Mary D. Fan, Sex, Privacy and Public Health in a Casual Encounters Culture, 45 U.C. Davis L. Rev. 531 (2011), https://digitalcommons.law.uw.edu/faculty-articles/115
U.C. Davis Law Review
AIDS/HIV, privacy, public health, sexually-transmitted diseases, strict liability
The regulation of sex and disease is a cultural and political flashpoint and recurring challenge that law's antiquated arsenal has been hard- pressed to effectively address. Compelling data demonstrate the need for attention—for example, one in four women aged fourteen to nineteen is infected with at least one sexually transmitted disease ("STD"); managing STDs costs an estimated $15.9 billion annually; and syphilis, once near eradication, is on the rise again, as are the rates of HIV diagnosis among people aged fifteen to twenty-four. Public health officials on the front lines have called for paradigm changes to tackle the enormous challenge.
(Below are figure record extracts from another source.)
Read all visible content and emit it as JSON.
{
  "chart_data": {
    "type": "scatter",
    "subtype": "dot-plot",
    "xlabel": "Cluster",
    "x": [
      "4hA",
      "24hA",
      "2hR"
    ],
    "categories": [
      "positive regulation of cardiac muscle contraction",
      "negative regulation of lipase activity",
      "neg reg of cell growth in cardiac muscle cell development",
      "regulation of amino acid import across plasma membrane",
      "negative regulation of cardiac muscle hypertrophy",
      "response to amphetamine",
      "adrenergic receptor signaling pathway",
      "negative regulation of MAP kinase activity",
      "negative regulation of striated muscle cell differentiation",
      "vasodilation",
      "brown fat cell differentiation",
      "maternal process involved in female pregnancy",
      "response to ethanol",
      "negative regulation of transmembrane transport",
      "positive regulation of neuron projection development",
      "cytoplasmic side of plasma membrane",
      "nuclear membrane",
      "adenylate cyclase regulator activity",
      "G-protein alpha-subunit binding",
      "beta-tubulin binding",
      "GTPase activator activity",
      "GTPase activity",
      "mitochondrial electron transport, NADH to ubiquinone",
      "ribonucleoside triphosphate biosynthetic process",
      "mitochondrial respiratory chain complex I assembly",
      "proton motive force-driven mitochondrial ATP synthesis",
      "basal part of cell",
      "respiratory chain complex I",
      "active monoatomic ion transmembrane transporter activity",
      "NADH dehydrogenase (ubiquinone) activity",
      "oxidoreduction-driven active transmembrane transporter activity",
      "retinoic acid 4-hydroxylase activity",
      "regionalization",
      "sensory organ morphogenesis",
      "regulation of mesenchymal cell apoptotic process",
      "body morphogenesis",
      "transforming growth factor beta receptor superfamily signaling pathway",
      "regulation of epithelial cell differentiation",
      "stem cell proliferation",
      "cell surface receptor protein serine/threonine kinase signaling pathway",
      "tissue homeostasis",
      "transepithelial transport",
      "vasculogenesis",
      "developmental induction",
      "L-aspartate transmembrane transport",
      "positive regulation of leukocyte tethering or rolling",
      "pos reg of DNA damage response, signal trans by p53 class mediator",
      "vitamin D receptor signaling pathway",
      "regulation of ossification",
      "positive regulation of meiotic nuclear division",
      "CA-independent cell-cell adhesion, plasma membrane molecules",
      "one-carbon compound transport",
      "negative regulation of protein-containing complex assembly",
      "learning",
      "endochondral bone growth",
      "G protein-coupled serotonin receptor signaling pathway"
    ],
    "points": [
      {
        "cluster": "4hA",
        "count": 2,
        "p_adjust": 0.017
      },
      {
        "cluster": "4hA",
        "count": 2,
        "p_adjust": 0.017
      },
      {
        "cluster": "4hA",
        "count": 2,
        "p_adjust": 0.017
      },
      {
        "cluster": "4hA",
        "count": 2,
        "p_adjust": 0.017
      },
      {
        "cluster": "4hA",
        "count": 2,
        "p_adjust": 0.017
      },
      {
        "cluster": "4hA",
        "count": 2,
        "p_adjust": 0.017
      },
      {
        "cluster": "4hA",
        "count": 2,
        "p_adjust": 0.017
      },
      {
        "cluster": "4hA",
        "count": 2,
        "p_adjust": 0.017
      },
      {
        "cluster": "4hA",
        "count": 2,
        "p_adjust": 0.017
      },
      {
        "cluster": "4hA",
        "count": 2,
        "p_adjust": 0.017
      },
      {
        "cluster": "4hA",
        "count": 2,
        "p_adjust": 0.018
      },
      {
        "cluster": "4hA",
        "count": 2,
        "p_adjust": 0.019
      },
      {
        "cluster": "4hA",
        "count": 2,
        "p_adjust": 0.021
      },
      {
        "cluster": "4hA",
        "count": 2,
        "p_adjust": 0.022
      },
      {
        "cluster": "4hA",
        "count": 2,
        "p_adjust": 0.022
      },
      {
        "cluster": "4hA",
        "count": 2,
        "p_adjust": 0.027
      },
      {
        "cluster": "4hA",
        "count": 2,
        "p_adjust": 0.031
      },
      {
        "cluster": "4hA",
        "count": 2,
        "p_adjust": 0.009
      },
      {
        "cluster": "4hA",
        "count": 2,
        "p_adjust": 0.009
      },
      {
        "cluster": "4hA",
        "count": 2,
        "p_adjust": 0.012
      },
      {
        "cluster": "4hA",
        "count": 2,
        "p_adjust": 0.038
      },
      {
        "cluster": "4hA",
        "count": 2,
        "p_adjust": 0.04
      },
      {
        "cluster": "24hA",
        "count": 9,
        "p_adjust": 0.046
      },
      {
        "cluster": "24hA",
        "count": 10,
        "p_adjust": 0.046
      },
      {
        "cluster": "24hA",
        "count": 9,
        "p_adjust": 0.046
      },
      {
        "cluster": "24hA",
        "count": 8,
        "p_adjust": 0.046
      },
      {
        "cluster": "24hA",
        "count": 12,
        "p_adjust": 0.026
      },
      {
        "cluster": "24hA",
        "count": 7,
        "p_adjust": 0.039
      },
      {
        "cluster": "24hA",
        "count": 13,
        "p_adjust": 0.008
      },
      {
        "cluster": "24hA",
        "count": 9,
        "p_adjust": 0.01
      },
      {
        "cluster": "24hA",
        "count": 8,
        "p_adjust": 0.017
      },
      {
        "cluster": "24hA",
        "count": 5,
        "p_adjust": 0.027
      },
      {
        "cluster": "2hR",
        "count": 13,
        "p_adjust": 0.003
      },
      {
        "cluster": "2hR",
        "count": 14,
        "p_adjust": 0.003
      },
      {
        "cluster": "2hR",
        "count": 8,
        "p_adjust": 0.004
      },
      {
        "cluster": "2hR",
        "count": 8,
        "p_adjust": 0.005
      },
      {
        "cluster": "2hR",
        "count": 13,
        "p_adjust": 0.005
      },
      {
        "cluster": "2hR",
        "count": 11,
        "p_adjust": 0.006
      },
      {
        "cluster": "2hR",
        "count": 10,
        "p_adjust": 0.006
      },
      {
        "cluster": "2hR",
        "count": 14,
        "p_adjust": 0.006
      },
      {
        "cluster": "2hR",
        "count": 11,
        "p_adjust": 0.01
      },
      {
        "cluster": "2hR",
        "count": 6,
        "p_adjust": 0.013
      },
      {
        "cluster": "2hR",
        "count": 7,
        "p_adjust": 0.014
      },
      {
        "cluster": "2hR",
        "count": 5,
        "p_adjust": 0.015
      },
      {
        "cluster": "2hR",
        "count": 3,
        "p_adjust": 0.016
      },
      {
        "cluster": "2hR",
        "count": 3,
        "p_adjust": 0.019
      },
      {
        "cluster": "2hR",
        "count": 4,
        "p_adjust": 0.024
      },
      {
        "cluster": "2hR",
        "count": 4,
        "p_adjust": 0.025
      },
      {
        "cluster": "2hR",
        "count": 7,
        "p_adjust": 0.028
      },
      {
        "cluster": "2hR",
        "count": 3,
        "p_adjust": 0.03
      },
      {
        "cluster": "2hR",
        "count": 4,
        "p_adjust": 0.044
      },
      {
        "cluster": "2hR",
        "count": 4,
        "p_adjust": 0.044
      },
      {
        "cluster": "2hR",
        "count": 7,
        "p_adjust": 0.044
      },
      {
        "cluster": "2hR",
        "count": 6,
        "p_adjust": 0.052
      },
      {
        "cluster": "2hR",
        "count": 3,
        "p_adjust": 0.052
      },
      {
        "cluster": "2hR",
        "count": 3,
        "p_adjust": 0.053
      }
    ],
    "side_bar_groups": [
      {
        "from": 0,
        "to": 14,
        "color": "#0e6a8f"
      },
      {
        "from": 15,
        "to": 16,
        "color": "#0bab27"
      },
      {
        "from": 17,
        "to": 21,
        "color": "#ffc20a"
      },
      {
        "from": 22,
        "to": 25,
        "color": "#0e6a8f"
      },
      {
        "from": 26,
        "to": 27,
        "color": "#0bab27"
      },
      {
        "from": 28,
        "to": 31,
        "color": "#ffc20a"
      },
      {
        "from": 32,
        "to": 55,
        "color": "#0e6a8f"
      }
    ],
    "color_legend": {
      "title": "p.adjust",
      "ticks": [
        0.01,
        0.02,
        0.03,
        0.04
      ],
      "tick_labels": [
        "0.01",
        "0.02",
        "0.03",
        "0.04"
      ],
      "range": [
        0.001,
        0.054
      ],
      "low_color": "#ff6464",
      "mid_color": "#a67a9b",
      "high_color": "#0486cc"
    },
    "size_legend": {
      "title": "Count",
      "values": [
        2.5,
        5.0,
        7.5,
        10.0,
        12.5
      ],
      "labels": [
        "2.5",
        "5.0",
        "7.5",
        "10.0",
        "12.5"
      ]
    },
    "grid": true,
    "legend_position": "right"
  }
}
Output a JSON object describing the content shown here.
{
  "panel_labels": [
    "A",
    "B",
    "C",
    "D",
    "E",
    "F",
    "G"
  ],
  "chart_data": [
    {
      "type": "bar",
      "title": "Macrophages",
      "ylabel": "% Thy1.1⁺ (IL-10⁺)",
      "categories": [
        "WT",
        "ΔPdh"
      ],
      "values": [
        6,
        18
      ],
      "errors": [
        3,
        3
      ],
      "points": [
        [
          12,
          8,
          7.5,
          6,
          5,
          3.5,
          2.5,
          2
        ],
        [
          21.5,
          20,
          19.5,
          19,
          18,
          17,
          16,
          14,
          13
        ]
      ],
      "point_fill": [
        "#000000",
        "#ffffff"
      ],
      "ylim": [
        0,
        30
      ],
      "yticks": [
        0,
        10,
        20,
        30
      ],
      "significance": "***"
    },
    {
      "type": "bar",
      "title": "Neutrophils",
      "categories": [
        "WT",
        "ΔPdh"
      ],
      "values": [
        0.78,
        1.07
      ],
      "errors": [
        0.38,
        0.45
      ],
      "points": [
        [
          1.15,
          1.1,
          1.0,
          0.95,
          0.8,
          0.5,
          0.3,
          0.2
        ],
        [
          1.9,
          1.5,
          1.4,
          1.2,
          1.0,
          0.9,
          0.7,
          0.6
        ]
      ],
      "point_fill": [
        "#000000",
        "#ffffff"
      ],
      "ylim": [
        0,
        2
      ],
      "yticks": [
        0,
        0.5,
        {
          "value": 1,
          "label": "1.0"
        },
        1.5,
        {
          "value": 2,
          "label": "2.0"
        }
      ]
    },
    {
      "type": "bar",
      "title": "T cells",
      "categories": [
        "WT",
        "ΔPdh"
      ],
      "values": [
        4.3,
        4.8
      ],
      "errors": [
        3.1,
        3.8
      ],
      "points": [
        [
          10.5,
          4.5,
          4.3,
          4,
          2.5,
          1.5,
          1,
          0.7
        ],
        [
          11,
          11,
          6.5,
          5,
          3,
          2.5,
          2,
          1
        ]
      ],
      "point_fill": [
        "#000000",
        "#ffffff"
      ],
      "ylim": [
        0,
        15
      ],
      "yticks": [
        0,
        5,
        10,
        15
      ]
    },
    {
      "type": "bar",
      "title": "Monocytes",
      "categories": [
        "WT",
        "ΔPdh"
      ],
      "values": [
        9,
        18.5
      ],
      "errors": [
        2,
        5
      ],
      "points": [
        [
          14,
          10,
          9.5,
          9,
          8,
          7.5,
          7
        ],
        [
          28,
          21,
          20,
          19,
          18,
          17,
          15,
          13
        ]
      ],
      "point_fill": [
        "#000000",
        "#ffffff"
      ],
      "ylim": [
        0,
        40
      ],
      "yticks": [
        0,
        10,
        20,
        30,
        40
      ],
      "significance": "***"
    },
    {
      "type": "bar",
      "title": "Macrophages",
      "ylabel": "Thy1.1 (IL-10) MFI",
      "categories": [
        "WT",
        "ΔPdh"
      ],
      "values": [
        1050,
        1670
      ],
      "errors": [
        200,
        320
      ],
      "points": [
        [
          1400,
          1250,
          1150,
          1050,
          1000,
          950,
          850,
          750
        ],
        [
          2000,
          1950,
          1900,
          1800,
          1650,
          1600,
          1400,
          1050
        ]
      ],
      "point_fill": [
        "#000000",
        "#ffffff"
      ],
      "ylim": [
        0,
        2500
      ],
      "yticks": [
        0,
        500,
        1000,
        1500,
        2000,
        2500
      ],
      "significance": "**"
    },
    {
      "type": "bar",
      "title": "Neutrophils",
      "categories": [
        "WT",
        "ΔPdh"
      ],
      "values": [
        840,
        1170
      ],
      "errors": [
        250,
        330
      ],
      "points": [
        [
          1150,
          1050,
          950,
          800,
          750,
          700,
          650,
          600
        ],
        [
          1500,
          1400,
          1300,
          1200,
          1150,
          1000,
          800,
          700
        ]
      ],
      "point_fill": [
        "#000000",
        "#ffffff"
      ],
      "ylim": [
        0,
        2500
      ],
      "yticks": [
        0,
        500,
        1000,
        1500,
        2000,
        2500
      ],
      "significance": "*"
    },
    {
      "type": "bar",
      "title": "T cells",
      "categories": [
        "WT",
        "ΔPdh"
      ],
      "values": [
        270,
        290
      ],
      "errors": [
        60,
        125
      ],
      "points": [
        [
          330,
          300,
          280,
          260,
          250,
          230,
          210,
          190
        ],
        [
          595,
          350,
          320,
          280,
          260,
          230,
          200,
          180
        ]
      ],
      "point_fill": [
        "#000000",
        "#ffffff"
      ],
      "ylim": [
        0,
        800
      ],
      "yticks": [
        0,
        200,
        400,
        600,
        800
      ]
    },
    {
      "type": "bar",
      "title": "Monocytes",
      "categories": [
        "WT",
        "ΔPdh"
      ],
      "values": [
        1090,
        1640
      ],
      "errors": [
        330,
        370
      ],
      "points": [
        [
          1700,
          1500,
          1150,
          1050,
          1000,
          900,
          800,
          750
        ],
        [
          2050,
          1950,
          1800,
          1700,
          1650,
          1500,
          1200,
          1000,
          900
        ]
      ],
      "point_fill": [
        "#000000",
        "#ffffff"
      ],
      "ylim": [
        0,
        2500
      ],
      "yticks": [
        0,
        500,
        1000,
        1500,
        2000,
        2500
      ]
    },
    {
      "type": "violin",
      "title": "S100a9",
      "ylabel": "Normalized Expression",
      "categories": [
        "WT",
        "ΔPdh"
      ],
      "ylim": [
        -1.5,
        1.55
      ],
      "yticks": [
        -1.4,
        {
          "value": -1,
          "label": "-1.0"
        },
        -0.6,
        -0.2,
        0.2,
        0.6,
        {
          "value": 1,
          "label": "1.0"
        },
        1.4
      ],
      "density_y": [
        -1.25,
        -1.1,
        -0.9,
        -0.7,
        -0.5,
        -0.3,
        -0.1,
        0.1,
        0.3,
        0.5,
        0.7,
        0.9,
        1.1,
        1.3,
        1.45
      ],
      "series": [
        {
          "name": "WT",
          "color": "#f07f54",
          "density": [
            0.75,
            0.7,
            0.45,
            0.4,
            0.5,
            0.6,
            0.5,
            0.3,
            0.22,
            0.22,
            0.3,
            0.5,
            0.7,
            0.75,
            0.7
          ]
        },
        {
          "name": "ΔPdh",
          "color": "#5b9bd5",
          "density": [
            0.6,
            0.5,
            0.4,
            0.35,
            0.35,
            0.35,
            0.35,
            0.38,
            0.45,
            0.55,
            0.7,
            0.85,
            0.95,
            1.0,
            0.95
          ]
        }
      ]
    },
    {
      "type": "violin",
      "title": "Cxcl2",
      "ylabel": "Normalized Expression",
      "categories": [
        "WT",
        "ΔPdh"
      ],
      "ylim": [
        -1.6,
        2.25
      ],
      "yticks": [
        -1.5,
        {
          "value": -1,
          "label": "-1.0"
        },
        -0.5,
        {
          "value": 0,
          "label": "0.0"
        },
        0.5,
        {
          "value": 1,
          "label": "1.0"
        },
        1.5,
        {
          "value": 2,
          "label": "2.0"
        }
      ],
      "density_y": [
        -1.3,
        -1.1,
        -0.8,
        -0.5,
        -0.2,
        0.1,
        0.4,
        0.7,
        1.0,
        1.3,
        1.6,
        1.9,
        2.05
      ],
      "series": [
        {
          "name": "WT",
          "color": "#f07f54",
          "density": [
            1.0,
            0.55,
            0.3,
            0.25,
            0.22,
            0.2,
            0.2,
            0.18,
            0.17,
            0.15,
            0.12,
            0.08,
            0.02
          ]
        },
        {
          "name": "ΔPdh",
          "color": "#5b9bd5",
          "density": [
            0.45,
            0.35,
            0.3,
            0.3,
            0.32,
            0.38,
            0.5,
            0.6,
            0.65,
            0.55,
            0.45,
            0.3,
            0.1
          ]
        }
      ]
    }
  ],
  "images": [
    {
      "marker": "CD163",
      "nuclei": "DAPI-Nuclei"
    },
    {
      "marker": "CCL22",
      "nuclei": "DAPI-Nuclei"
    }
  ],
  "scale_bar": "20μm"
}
Controversial proposals have circulated, such as mass HIV screening for everyone aged thirteen to sixty-four, STD testing in high schools, mandatory HIV screening, strict liability in tort for HIV transmission, and criminalizing first-time sex without a condom. [para] This Article argues that we should explore informational interventions beyond the cumbersome and costly regulatory regimes of criminal and tort law and the STD-surveillant state. The Article proposes devolving information and power currently centralized in the state to people in the marketplace for sex and romance to ameliorate the information deficit that impedes informed consent to risk exposure. Information can be both a carrot and a stick. Providing more reliable ways to verify STD status and seeding a healthier culture of verification can be encouragement to get tested to enhance self-advertising. Rather than criminalization, which comes at too great a cost and too late, preventative privacy-piercing can be an alternative approach to deter the small subset of serial STD spreaders.